Les présidents français Emmanuel Macron et russe Vladimir Poutine, lors d’une séance plénière du Forum économique international de Saint-Pétersbourg, le 25 mai. / --- / ---/Kremlin/dpa

On s’est écrasé les pieds pour assister, vendredi 25 mai, dans une salle bondée du Forum économique international de Saint-Pétersbourg, au « dialogue » entre patrons et chefs de l’Etat, français et russe. Soixante chefs d’entreprises hexagonales, emmenés par le Medef, avaient fait le déplacement, dont Patrick Pouyanné (Total), Isabelle Kocher (Engie), Frédéric Oudéa (Société générale) ou encore Emmanuel Faber (Danone) pour n’en citer que quelques-uns. Côté russe, les oligarques Viktor Vekselberg et Guennadi Timtchenko – visés l’un et l’autre par les sanctions américaines à l’encontre de la Russie –, avaient notamment été désignés pour représenter l’économie russe.

Tout heureux de participer à l’événement, le patron du Medef Pierre Gattaz a offert un cadeau au président Vladimir Poutine, « un petit coq bleu, symbole de l’industrie française ». « Il faudrait y ajouter un aigle à deux têtes [symbole de la Russie] », a plaisanté le chef du Kremlin, déclenchant les rires de la salle.

Un coq gaulois censé incarner « la résilience », selon les mots de son homologue français Emmanuel Macron, des 500 entreprises tricolores qui sont présentes de longue date en Russie malgré toutes les crises économiques et géopolitiques. « Elles restent, s’est félicitée la délégation française, le premier employeur étranger en Russie, avec 170 000 salariés ». Certes. Mais leurs performances sont bien loin d’égaler celles des groupes allemands – « et surtout chinois », comme a tenu à le rappeler M. Poutine.

« Nous devons et pouvons faire mieux »

En effet, les échanges commerciaux entre les deux pays demeurent modestes, même s’ils sont repartis à la hausse en 2017 pour atteindre 13,2 milliards d’euros, et occasionnent à la France un déficit commercial de 2 milliards d’euros. « Ce n’est pas très satisfaisant », a reconnu M. Macron, « nous devons et pouvons faire mieux ».

« L’énergéticien finlandais Fortum a investi 6 milliards de dollars [5,1 milliards d’euros] en Russie, a répondu M. Poutine, à comparer avec les 15 milliards de dollars de la France, en 2017. Vous trouvez ça normal ? »

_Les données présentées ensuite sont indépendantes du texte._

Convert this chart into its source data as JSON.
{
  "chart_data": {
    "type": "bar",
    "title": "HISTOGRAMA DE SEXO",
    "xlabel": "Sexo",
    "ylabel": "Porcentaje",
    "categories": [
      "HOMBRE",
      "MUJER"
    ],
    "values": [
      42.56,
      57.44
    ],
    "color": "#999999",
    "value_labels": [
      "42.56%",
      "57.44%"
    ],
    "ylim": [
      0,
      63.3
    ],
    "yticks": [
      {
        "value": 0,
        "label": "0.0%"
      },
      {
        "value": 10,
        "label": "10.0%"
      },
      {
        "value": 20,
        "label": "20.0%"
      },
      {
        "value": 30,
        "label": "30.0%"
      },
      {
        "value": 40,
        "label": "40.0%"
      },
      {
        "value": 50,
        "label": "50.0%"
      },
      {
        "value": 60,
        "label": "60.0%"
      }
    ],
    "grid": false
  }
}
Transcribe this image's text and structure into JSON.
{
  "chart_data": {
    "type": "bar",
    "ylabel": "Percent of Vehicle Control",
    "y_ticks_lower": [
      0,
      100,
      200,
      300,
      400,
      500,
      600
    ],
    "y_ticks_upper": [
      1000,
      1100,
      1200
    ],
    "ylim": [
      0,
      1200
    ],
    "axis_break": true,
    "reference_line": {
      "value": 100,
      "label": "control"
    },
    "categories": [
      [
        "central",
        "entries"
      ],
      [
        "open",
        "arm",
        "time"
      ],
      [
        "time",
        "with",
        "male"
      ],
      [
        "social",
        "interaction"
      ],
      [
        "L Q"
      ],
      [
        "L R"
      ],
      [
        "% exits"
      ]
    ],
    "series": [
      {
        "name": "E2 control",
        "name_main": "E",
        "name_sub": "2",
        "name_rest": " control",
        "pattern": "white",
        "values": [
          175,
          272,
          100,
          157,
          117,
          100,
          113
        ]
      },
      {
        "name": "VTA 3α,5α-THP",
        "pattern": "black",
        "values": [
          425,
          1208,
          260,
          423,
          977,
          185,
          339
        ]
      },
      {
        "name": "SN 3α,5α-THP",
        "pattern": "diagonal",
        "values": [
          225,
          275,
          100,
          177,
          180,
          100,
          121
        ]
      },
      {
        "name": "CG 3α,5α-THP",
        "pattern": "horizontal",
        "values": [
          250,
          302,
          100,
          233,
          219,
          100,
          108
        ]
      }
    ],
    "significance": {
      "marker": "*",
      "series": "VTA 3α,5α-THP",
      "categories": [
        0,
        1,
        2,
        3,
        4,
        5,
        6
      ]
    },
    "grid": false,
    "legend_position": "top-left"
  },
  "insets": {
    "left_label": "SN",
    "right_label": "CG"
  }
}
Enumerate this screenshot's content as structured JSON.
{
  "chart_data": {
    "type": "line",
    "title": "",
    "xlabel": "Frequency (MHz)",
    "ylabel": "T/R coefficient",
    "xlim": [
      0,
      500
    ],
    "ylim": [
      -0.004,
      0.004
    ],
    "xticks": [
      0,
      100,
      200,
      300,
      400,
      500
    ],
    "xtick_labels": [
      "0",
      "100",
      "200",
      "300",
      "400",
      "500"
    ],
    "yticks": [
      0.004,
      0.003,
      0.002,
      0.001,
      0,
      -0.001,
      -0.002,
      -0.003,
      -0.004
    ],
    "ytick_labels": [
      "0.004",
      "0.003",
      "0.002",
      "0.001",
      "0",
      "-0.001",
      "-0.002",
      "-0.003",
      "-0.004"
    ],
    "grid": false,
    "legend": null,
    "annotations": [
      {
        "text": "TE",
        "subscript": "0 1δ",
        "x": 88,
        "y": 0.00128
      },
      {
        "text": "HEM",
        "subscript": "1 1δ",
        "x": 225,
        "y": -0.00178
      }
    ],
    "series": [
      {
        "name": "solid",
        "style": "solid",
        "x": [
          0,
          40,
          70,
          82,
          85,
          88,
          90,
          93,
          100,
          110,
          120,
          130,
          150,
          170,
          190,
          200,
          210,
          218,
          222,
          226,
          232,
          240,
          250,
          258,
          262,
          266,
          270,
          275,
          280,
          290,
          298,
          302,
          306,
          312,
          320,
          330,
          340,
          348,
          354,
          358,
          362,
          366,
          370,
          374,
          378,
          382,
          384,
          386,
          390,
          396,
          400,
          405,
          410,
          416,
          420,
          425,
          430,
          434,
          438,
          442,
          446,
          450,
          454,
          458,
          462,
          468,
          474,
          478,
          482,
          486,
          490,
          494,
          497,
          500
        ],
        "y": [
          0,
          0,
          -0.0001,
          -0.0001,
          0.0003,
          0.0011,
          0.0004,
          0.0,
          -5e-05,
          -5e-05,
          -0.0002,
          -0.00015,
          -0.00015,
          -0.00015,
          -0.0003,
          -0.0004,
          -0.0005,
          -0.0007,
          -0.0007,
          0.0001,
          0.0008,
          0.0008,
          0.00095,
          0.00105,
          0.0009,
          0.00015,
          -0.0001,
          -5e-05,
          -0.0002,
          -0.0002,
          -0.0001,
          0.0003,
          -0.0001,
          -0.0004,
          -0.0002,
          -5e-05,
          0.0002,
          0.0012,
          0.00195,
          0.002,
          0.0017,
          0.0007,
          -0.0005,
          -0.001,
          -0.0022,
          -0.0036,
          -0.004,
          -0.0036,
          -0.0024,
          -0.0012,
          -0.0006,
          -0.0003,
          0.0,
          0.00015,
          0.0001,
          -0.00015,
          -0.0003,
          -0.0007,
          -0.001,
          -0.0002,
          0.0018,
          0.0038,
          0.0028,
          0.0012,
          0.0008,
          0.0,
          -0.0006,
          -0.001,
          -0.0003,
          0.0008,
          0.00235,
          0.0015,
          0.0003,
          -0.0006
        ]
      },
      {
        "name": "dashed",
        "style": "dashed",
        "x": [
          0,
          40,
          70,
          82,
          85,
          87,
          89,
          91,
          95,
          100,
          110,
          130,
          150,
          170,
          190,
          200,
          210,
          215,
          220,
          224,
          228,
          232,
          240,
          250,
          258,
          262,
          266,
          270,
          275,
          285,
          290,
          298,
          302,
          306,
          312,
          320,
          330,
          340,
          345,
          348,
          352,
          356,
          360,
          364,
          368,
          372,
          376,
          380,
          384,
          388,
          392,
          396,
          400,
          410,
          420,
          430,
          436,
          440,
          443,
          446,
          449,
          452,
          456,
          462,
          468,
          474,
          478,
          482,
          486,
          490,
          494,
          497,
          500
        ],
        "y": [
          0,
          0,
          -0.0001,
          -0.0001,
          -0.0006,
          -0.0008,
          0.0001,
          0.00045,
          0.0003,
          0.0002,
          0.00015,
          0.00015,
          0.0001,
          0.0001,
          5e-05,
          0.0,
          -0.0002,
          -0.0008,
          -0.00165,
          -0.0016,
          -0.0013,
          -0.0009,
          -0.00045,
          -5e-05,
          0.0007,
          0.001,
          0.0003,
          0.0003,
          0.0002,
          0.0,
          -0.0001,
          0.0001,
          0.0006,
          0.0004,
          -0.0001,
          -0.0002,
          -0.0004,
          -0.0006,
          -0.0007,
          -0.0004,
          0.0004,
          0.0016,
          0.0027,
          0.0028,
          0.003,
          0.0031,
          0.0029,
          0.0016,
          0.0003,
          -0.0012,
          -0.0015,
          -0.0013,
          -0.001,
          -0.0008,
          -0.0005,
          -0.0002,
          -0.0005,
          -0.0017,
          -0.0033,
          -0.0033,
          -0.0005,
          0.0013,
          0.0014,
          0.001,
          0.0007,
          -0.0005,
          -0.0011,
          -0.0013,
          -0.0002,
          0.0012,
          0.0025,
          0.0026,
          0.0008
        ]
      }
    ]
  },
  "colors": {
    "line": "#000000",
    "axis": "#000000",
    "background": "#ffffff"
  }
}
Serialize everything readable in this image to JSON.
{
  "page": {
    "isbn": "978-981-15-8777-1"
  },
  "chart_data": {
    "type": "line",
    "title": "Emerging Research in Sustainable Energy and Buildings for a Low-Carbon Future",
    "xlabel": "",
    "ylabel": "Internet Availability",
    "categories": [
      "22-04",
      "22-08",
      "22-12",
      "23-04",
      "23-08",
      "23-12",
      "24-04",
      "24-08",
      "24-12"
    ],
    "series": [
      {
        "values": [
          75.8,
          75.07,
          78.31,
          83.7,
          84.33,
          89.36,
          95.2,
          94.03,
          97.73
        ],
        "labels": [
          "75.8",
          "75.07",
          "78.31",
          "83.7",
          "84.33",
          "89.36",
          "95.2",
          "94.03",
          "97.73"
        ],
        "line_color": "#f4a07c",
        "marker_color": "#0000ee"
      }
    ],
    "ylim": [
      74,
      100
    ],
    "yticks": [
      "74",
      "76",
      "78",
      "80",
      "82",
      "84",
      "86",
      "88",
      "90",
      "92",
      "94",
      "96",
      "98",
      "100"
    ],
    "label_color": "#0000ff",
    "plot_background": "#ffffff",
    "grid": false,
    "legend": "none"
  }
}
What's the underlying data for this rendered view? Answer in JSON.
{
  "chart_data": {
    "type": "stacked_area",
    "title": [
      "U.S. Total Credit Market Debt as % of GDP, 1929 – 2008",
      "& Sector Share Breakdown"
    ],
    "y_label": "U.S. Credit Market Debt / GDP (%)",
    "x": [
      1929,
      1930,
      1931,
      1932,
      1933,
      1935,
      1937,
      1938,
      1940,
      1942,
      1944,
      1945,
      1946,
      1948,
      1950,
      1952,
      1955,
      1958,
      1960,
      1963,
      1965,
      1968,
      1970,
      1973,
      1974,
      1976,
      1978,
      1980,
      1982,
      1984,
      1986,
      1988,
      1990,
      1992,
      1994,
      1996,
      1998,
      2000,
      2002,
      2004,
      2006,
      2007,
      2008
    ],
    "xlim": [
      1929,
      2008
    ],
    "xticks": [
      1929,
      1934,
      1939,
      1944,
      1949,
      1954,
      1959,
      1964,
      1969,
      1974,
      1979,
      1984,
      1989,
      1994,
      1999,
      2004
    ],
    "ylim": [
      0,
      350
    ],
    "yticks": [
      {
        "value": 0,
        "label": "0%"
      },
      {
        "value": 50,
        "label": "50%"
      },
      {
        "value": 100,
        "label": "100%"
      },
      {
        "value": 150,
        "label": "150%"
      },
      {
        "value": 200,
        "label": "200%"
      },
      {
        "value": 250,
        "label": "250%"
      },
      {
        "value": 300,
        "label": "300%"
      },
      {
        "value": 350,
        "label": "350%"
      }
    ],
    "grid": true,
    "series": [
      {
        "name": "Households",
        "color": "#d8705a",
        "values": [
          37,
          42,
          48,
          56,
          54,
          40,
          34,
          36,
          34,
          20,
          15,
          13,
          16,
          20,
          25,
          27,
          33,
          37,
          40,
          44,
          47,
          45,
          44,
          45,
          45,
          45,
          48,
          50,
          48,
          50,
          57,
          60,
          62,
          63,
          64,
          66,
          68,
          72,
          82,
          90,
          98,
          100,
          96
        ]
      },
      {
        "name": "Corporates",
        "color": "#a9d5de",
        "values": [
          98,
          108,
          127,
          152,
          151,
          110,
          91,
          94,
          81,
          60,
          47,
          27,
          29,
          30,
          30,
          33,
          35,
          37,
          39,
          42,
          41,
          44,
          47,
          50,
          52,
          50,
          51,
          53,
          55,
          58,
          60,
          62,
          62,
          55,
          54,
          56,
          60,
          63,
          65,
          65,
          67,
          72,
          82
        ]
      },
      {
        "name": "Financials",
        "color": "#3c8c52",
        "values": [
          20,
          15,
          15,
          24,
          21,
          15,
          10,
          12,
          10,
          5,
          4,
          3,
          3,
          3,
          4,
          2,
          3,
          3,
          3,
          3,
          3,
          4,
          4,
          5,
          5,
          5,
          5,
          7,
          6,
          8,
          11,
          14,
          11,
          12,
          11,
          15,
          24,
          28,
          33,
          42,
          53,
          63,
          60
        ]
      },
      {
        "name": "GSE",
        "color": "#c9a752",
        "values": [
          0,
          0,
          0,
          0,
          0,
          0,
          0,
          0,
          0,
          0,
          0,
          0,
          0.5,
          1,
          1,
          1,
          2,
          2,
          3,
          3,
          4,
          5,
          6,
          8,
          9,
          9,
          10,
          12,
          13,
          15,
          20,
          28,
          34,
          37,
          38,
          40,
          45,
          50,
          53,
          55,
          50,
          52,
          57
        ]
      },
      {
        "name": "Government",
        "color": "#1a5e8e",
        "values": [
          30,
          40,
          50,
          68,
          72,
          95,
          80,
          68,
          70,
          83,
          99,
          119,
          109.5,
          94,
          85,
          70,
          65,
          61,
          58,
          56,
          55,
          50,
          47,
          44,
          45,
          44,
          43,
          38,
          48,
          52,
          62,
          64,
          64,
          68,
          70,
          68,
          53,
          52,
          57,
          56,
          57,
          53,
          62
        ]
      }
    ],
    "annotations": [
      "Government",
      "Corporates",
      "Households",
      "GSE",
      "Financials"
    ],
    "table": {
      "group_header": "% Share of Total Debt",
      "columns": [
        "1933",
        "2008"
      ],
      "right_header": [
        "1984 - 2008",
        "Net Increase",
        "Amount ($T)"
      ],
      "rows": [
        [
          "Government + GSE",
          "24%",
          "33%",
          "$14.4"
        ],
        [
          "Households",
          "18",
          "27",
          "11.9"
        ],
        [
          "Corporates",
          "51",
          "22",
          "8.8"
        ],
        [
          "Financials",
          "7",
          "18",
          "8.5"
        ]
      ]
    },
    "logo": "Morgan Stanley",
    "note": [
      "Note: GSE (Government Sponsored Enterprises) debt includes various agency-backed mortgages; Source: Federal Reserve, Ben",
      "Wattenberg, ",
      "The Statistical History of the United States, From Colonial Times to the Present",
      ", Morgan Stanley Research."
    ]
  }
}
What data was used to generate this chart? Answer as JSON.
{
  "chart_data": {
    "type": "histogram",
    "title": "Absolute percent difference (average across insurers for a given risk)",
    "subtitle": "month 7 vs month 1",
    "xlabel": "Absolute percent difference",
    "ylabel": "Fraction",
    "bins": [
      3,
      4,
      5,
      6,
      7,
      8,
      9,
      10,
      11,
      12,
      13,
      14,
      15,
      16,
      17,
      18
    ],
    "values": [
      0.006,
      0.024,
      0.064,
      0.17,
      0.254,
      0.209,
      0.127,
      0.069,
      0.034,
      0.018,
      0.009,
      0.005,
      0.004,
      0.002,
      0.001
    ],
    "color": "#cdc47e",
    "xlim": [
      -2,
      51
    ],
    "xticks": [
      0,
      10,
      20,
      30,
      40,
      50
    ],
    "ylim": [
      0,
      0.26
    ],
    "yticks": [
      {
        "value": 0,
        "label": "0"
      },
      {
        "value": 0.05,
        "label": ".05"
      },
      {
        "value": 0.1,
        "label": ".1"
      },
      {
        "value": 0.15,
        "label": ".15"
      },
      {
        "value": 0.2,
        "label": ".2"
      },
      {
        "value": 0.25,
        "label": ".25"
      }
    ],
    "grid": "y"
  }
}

« Total a investi 9 milliards de dollars en Russie, c’est un peu plus que l’entreprise finlandaise que vous citiez, Monsieur le président, l’honneur est sauf », a réagi le PDG du groupe pétrolier, que le chef du Kremlin a appelé « Patrick » à plusieurs reprises. Enhardi par cette familiarité, ce dernier s’est aventuré à demander au président russe si sa nouvelle joint-venture signée avec le groupe russe Novatek pourrait un jour exporter son gaz sans passer par le monopole de l’Etat. Réponse moqueuse de M. Poutine : « Tu peux utiliser Gazprom [le géant public] pour exporter ton gaz, pas de problème. »

« Ici, commencent les problèmes géopolitiques »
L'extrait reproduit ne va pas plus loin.